Des incertitudes économiques, malgré les opportunités

« Nous n’avons jamais été aussi occupés, nous continuons d’investir et de recruter. »
Paul MaguireSVP EMEA et APAC, Appian

La crise ne changerait en aucun cas l’engagement de l’éditeur auprès de ses clients, à écouter Paul Maguire. « Les circonstances que nous vivons actuellement prouvent que nos technologies, nos solutions n’ont jamais été aussi pertinentes », martèle le SVP EMEA et APAC d’Appian. « Nous n’avons jamais été aussi occupés, nous continuons d’investir et de recruter. […] Je siège au conseil d’administration avec des membres très expérimentés qui soutiennent la croissance continue de l’entreprise dans un marché changeant », ajoute-t-il.

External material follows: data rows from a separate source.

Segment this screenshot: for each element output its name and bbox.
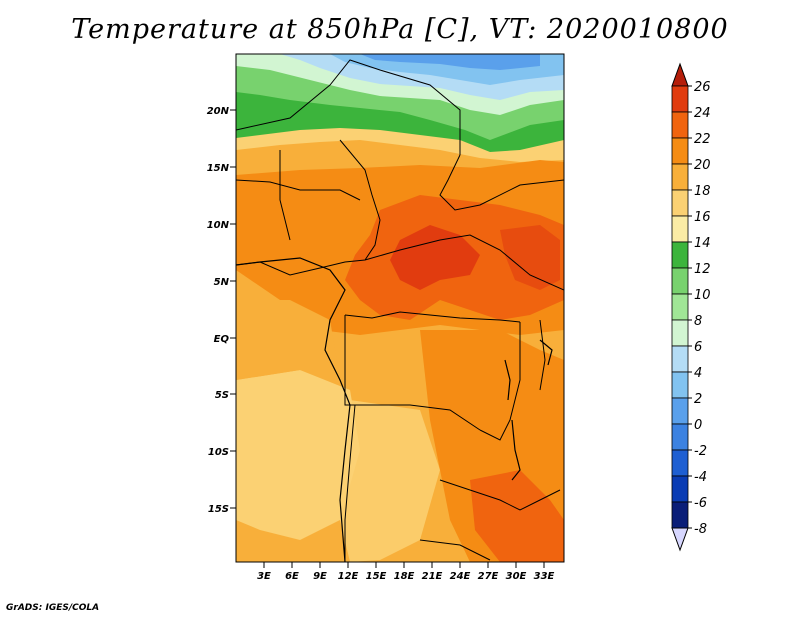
latitude-axis: 20N 15N 10N 5N EQ 5S 10S 15S [207,106,236,515]
colorbar-label: 26 [694,80,711,95]
colorbar-swatch [671,475,689,503]
colorbar-swatch [671,163,689,191]
colorbar-label: 6 [694,340,702,355]
colorbar-swatch [671,241,689,269]
colorbar-label: 14 [694,236,711,251]
lon-label: 12E [338,571,359,582]
colorbar-label: 18 [694,184,711,199]
lat-label: 5S [215,390,229,401]
lon-label: 3E [257,571,271,582]
colorbar-label: 20 [694,158,711,173]
lat-label: 10S [208,447,229,458]
colorbar-label: 22 [694,132,711,147]
country-borders [236,59,564,562]
map-frame [235,53,565,563]
colorbar-swatch [671,423,689,451]
lon-label: 9E [313,571,327,582]
colorbar-swatch [671,189,689,217]
coastlines [235,257,553,563]
colorbar-label: 16 [694,210,711,225]
colorbar-label: 2 [694,392,702,407]
longitude-axis: 3E 6E 9E 12E 15E 18E 21E 24E 27E 30E 33E [257,562,555,582]
lon-label: 30E [506,571,527,582]
colorbar-bottom-arrow [671,527,689,552]
colorbar-swatch [671,215,689,243]
lon-label: 24E [450,571,471,582]
colorbar-swatch [671,137,689,165]
colorbar-swatch [671,501,689,529]
lat-label: 10N [207,220,230,231]
colorbar-swatch [671,397,689,425]
colorbar-swatch [671,345,689,373]
lon-label: 15E [366,571,387,582]
lon-label: 18E [394,571,415,582]
temperature-field [236,54,564,562]
lat-label: 20N [207,106,230,117]
lon-label: 27E [478,571,499,582]
map-title: Temperature at 850hPa [C], VT: 202001080… [71,14,729,45]
lat-label: 5N [214,277,230,288]
colorbar-label: 12 [694,262,711,277]
colorbar-label: -4 [694,470,707,485]
colorbar-label: -6 [694,496,707,511]
colorbar-label: -2 [694,444,707,459]
lon-label: 6E [285,571,299,582]
lat-label: 15N [207,163,230,174]
colorbar-top-arrow [671,62,689,87]
colorbar-label: 0 [694,418,702,433]
lat-label: EQ [214,334,230,345]
colorbar-label: -8 [694,522,707,537]
colorbar-label: 24 [694,106,711,121]
colorbar-swatch [671,111,689,139]
colorbar-swatch [671,449,689,477]
lon-label: 21E [422,571,443,582]
colorbar-swatch [671,371,689,399]
colorbar-label: 10 [694,288,711,303]
colorbar-swatch [671,293,689,321]
colorbar-label: 4 [694,366,702,381]
colorbar-swatch [671,85,689,113]
colorbar-label: 8 [694,314,702,329]
colorbar-swatch [671,267,689,295]
grads-credit: GrADS: IGES/COLA [6,603,100,613]
lon-label: 33E [534,571,555,582]
lat-label: 15S [208,504,229,515]
colorbar-swatch [671,319,689,347]
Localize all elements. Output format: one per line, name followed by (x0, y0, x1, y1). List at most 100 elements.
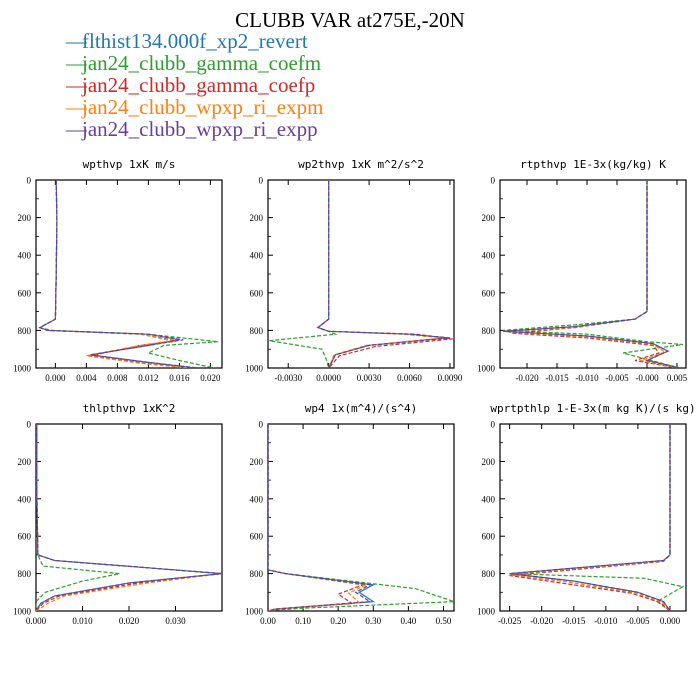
series-line (36, 424, 222, 611)
x-tick-label: 0.000 (26, 616, 47, 626)
x-tick-label: -0.000 (635, 373, 659, 383)
x-tick-label: -0.020 (530, 616, 554, 626)
x-tick-label: 0.020 (200, 373, 221, 383)
y-tick-label: 1000 (245, 607, 264, 617)
y-tick-label: 600 (482, 532, 496, 542)
y-tick-label: 600 (18, 288, 32, 298)
y-tick-label: 200 (18, 457, 32, 467)
y-tick-label: 600 (250, 288, 264, 298)
panel-title: wp2thvp 1xK m^2/s^2 (298, 158, 424, 171)
series-line (316, 180, 444, 368)
legend-entry: —jan24_clubb_wpxp_ri_expm (66, 96, 323, 118)
y-tick-label: 800 (482, 326, 496, 336)
legend-label: flthist134.000f_xp2_revert (82, 29, 308, 53)
panel-title: wprtpthlp 1-E-3x(m kg K)/(s kg) (490, 402, 695, 415)
series-line (316, 180, 451, 368)
y-tick-label: 400 (250, 251, 264, 261)
x-tick-label: 0.50 (436, 616, 452, 626)
figure-title: CLUBB VAR at275E,-20N (235, 8, 465, 32)
series-line (509, 424, 685, 611)
series-line (316, 180, 453, 368)
y-tick-label: 800 (482, 569, 496, 579)
y-tick-label: 800 (250, 326, 264, 336)
x-tick-label: 0.010 (72, 616, 93, 626)
y-tick-label: 800 (18, 569, 32, 579)
legend-label: jan24_clubb_wpxp_ri_expm (82, 95, 324, 119)
series-line (502, 180, 681, 368)
x-tick-label: 0.012 (138, 373, 158, 383)
y-tick-label: 600 (482, 288, 496, 298)
y-tick-label: 200 (250, 457, 264, 467)
series-line (268, 424, 454, 611)
y-tick-label: 400 (250, 494, 264, 504)
legend-entry: —jan24_clubb_gamma_coefp (66, 74, 323, 96)
x-tick-label: 0.030 (165, 616, 186, 626)
y-tick-label: 1000 (245, 364, 264, 374)
panel-title: wp4 1x(m^4)/(s^4) (305, 402, 418, 415)
x-tick-label: 0.0030 (357, 373, 382, 383)
y-tick-label: 1000 (13, 607, 32, 617)
y-tick-label: 200 (250, 213, 264, 223)
series-line (36, 424, 120, 611)
y-tick-label: 0 (27, 176, 32, 186)
x-tick-label: -0.010 (575, 373, 599, 383)
legend-line-icon: — (66, 117, 87, 141)
legend-entry: —flthist134.000f_xp2_revert (66, 30, 323, 52)
series-line (38, 180, 199, 368)
x-tick-label: 0.10 (295, 616, 311, 626)
x-tick-label: -0.0030 (274, 373, 302, 383)
series-line (269, 180, 338, 368)
x-tick-label: 0.0090 (438, 373, 463, 383)
x-tick-label: 0.20 (330, 616, 346, 626)
y-tick-label: 800 (250, 569, 264, 579)
y-tick-label: 200 (482, 457, 496, 467)
y-tick-label: 600 (250, 532, 264, 542)
x-tick-label: 0.000 (660, 616, 681, 626)
legend: —flthist134.000f_xp2_revert —jan24_clubb… (66, 30, 323, 140)
series-line (509, 424, 671, 611)
legend-line-icon: — (66, 73, 87, 97)
y-tick-label: 1000 (477, 364, 496, 374)
y-tick-label: 0 (27, 420, 32, 430)
y-tick-label: 0 (259, 176, 264, 186)
plot-frame (499, 423, 687, 612)
series-line (502, 180, 684, 368)
y-tick-label: 200 (18, 213, 32, 223)
y-tick-label: 400 (482, 494, 496, 504)
x-tick-label: 0.005 (667, 373, 688, 383)
series-line (38, 180, 219, 368)
x-tick-label: 0.020 (119, 616, 140, 626)
legend-line-icon: — (66, 95, 87, 119)
y-tick-label: 0 (259, 420, 264, 430)
x-tick-label: 0.00 (260, 616, 276, 626)
panel-title: wpthvp 1xK m/s (83, 158, 176, 171)
x-tick-label: 0.004 (76, 373, 97, 383)
y-tick-label: 0 (491, 176, 496, 186)
x-tick-label: -0.025 (498, 616, 522, 626)
legend-line-icon: — (66, 51, 87, 75)
panel-title: rtpthvp 1E-3x(kg/kg) K (520, 158, 666, 171)
legend-entry: —jan24_clubb_wpxp_ri_expp (66, 118, 323, 140)
series-line (38, 180, 188, 368)
series-line (508, 180, 678, 368)
legend-label: jan24_clubb_gamma_coefp (82, 73, 316, 97)
series-line (509, 424, 671, 611)
series-line (502, 180, 681, 368)
x-tick-label: -0.015 (545, 373, 569, 383)
y-tick-label: 400 (18, 494, 32, 504)
y-tick-label: 400 (482, 251, 496, 261)
x-tick-label: 0.008 (107, 373, 128, 383)
x-tick-label: -0.015 (562, 616, 586, 626)
x-tick-label: 0.0060 (397, 373, 422, 383)
x-tick-label: -0.010 (594, 616, 618, 626)
legend-line-icon: — (66, 29, 87, 53)
legend-label: jan24_clubb_wpxp_ri_expp (82, 117, 318, 141)
y-tick-label: 1000 (13, 364, 32, 374)
y-tick-label: 200 (482, 213, 496, 223)
legend-entry: —jan24_clubb_gamma_coefm (66, 52, 323, 74)
y-tick-label: 400 (18, 251, 32, 261)
y-tick-label: 600 (18, 532, 32, 542)
x-tick-label: -0.005 (626, 616, 650, 626)
series-line (268, 424, 366, 611)
y-tick-label: 800 (18, 326, 32, 336)
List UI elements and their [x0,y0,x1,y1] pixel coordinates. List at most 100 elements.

Cependant, l’éditeur n’est pas certain de réussir son année 2020 comme il l’espérait. Son chiffre d’affaires avait grimpé de 17 % entre 2018 et 2019 pour atteindre 266,3 millions. Le premier trimestre 2020 s’est bien terminé en hausse (18 %), par rapport à la même période l’année dernière, mais cela est dû à des revenus non récurrents.

Le second trimestre commence avec son lot d’incertitudes, notamment l’allongement de ses cycles de vente. Matt Calkins et son équipe prévoient une baisse du CA de 7 à 8 % sur cette période. Les prévisions pour l’année 2020 ont été annulées. Surtout, des acteurs comme ServiceNow, Salesforce ou encore PegaSystems adoptent peu ou prou la même stratégie.